Redefining 'Family Farm'

The Farm Service Agency's proposed rule could set a dangerous precedent. Carroll Smith

Published on: Apr 19, 2004

USDA's Farm Service Agency (FSA) has a proposed rule on the table to change the definition of the "family farm" that would cap family farm eligibility for direct and guaranteed loan programs based on farm income limits.

According to the National Cotton Council (NCC), only farms that in a typical year generate annual gross farm income that does not exceed the greater of $750,000 or 95% of the statistical distribution of the income of farms in the state with gross sales in excess of $10,000 will be eligible for FSA assistance. For many states this would create a defacto eligibility income cap of $750,000. About 25,000 farms would be affected by this new definition.

The current eligibility requirements for direct loans are determined by state to allow local offices the flexibility to address the credit needs of family farmers in their area.

The NCC, along with 17 other organizations, including the USA Rice Federation, the U.S. Rice Producers Federation, the American Bankers Association, the American Farm Bureau Federation and the National Association of Wheat Growers, submitted a letter to USDA-FSA urging them to withdraw the proposed definition of a "family farm."

The National Milk Producers Federation (NMPF) estimates that the $750,000 bar would  be reached by farms with 230 or more cows, at a time when the economics of the dairy industry push farmers to have more animals to be profitable. In addition, NMPF told the Associated Press that the top 5% of farms in terms of gross income in any given state, would still be disproportionate. More than half of the dairy farms in California, Arizona and Colorado would not fall within the definition of a family farm.

Although the proposed definition is aimed at direct and guaranteed loans, if it gets in the system, it could set a precedent for other farm programs it could apply to.

As Sen. Chuck Grassley, R-Iowa, continues to pursue changes in the current payment limitations provisions, such a precedent could be dangerous for high-value crops such as cotton and rice.

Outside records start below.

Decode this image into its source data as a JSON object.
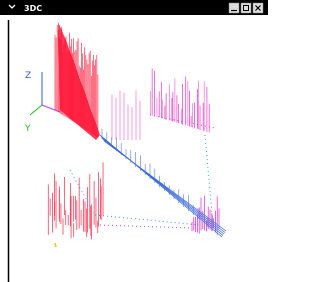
{
  "window": {
    "title": "3DC"
  },
  "axes": {
    "z_label": "Z",
    "y_label": "Y"
  }
}
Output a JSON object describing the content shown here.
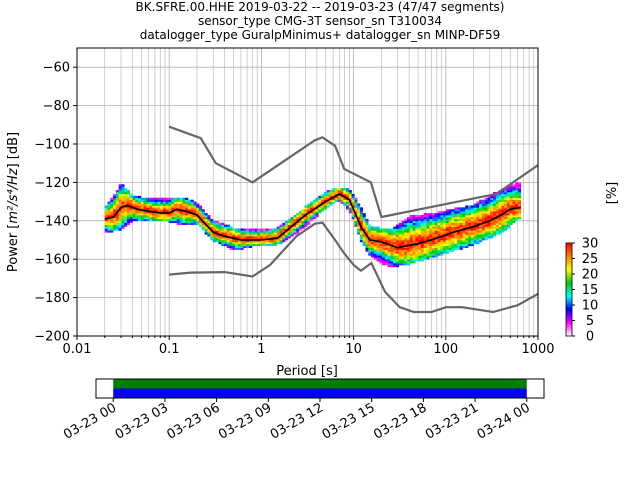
{
  "title_lines": [
    "BK.SFRE.00.HHE   2019-03-22 -- 2019-03-23  (47/47 segments)",
    "sensor_type CMG-3T sensor_sn T310034",
    "datalogger_type GuralpMinimus+ datalogger_sn MINP-DF59"
  ],
  "chart_data": {
    "type": "ppsd",
    "xlabel": "Period [s]",
    "ylabel_prefix": "Power [",
    "ylabel_unit": "m²/s⁴/Hz",
    "ylabel_suffix": "] [dB]",
    "x_scale": "log",
    "xlim": [
      0.01,
      1000
    ],
    "ylim": [
      -200,
      -50
    ],
    "x_ticks": [
      0.01,
      0.1,
      1,
      10,
      100,
      1000
    ],
    "x_tick_labels": [
      "0.01",
      "0.1",
      "1",
      "10",
      "100",
      "1000"
    ],
    "y_ticks": [
      -200,
      -180,
      -160,
      -140,
      -120,
      -100,
      -80,
      -60
    ],
    "y_tick_labels": [
      "−200",
      "−180",
      "−160",
      "−140",
      "−120",
      "−100",
      "−80",
      "−60"
    ],
    "grid": true,
    "colorbar": {
      "label": "[%]",
      "min": 0,
      "max": 30,
      "ticks": [
        0,
        5,
        10,
        15,
        20,
        25,
        30
      ],
      "tick_labels": [
        "0",
        "5",
        "10",
        "15",
        "20",
        "25",
        "30"
      ]
    },
    "nhnm": {
      "name": "NHNM",
      "points": [
        [
          0.1,
          -91
        ],
        [
          0.22,
          -97
        ],
        [
          0.32,
          -110
        ],
        [
          0.8,
          -120
        ],
        [
          3.8,
          -98
        ],
        [
          4.6,
          -96.5
        ],
        [
          6.3,
          -101
        ],
        [
          7.9,
          -113
        ],
        [
          15.4,
          -120
        ],
        [
          20,
          -138
        ],
        [
          354,
          -126
        ],
        [
          1000,
          -111
        ]
      ]
    },
    "nlnm": {
      "name": "NLNM",
      "points": [
        [
          0.1,
          -168
        ],
        [
          0.17,
          -167
        ],
        [
          0.4,
          -166.7
        ],
        [
          0.8,
          -169
        ],
        [
          1.24,
          -163
        ],
        [
          2.4,
          -148
        ],
        [
          3.8,
          -141.5
        ],
        [
          4.6,
          -141
        ],
        [
          6.3,
          -150
        ],
        [
          7.9,
          -157
        ],
        [
          10,
          -163
        ],
        [
          12,
          -166
        ],
        [
          15.6,
          -162
        ],
        [
          21.9,
          -177
        ],
        [
          31.6,
          -185
        ],
        [
          45,
          -187.5
        ],
        [
          70,
          -187.5
        ],
        [
          100,
          -185
        ],
        [
          150,
          -185
        ],
        [
          325,
          -187.5
        ],
        [
          600,
          -184
        ],
        [
          1000,
          -178
        ]
      ]
    },
    "mean": {
      "name": "mean",
      "points": [
        [
          0.02,
          -139
        ],
        [
          0.025,
          -137
        ],
        [
          0.03,
          -133
        ],
        [
          0.035,
          -131
        ],
        [
          0.045,
          -133
        ],
        [
          0.06,
          -134
        ],
        [
          0.08,
          -134
        ],
        [
          0.1,
          -134
        ],
        [
          0.12,
          -133
        ],
        [
          0.15,
          -134
        ],
        [
          0.2,
          -136
        ],
        [
          0.3,
          -144
        ],
        [
          0.4,
          -147
        ],
        [
          0.6,
          -149
        ],
        [
          0.8,
          -149
        ],
        [
          1,
          -149
        ],
        [
          1.5,
          -148
        ],
        [
          2,
          -143
        ],
        [
          3,
          -136
        ],
        [
          5,
          -129
        ],
        [
          7,
          -125
        ],
        [
          9,
          -128
        ],
        [
          12,
          -141
        ],
        [
          15,
          -148
        ],
        [
          20,
          -149
        ],
        [
          30,
          -152
        ],
        [
          50,
          -150
        ],
        [
          80,
          -147
        ],
        [
          120,
          -144
        ],
        [
          200,
          -141
        ],
        [
          300,
          -138
        ],
        [
          400,
          -135
        ],
        [
          500,
          -131
        ],
        [
          650,
          -131
        ]
      ]
    },
    "mode": {
      "name": "mode",
      "points": [
        [
          0.02,
          -139
        ],
        [
          0.025,
          -138
        ],
        [
          0.03,
          -133
        ],
        [
          0.035,
          -132
        ],
        [
          0.045,
          -134
        ],
        [
          0.06,
          -135
        ],
        [
          0.08,
          -136
        ],
        [
          0.1,
          -136
        ],
        [
          0.12,
          -134
        ],
        [
          0.15,
          -135
        ],
        [
          0.2,
          -137
        ],
        [
          0.3,
          -146
        ],
        [
          0.4,
          -148
        ],
        [
          0.6,
          -150
        ],
        [
          0.8,
          -150
        ],
        [
          1,
          -150
        ],
        [
          1.5,
          -149
        ],
        [
          2,
          -144
        ],
        [
          3,
          -137
        ],
        [
          5,
          -130
        ],
        [
          7,
          -126
        ],
        [
          9,
          -129
        ],
        [
          12,
          -143
        ],
        [
          15,
          -150
        ],
        [
          20,
          -151
        ],
        [
          30,
          -154
        ],
        [
          50,
          -152
        ],
        [
          80,
          -149
        ],
        [
          120,
          -146
        ],
        [
          200,
          -143
        ],
        [
          300,
          -140
        ],
        [
          400,
          -137
        ],
        [
          500,
          -134
        ],
        [
          650,
          -133
        ]
      ]
    },
    "density_band": {
      "name": "ppsd",
      "points": [
        [
          0.02,
          -146,
          -134
        ],
        [
          0.03,
          -144,
          -121
        ],
        [
          0.04,
          -140,
          -127
        ],
        [
          0.06,
          -140,
          -129
        ],
        [
          0.1,
          -140,
          -128
        ],
        [
          0.15,
          -142,
          -128
        ],
        [
          0.2,
          -141,
          -131
        ],
        [
          0.3,
          -150,
          -140
        ],
        [
          0.5,
          -155,
          -144
        ],
        [
          0.8,
          -153,
          -145
        ],
        [
          1.5,
          -152,
          -144
        ],
        [
          2.5,
          -146,
          -136
        ],
        [
          5,
          -133,
          -125
        ],
        [
          7,
          -129,
          -123
        ],
        [
          9,
          -134,
          -124
        ],
        [
          12,
          -150,
          -133
        ],
        [
          15,
          -158,
          -143
        ],
        [
          25,
          -164,
          -145
        ],
        [
          40,
          -162,
          -138
        ],
        [
          80,
          -158,
          -136
        ],
        [
          200,
          -152,
          -132
        ],
        [
          400,
          -146,
          -124
        ],
        [
          650,
          -138,
          -120
        ]
      ]
    },
    "timeline": {
      "start": "2019-03-22 23:00",
      "end": "2019-03-24 01:00",
      "coverage_start": "2019-03-23 00:00",
      "coverage_end": "2019-03-24 00:00",
      "colors": [
        "#008000",
        "#0000ff"
      ],
      "tick_labels": [
        "03-23 00",
        "03-23 03",
        "03-23 06",
        "03-23 09",
        "03-23 12",
        "03-23 15",
        "03-23 18",
        "03-23 21",
        "03-24 00"
      ]
    }
  }
}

The time frame for the Final Rule is sketchy, but NCC's Robbie Minnich says, "There are a lot of factors to take into consideration, the obvious being how many comments they have to sort through and then addressing every concern in the comments. I would imagine it would be at least a month or two (past April 9) and then they probably would come out with a Proposed Final Rule.

"Following that, there would be another comment period before the Final rule is published," Minnich adds.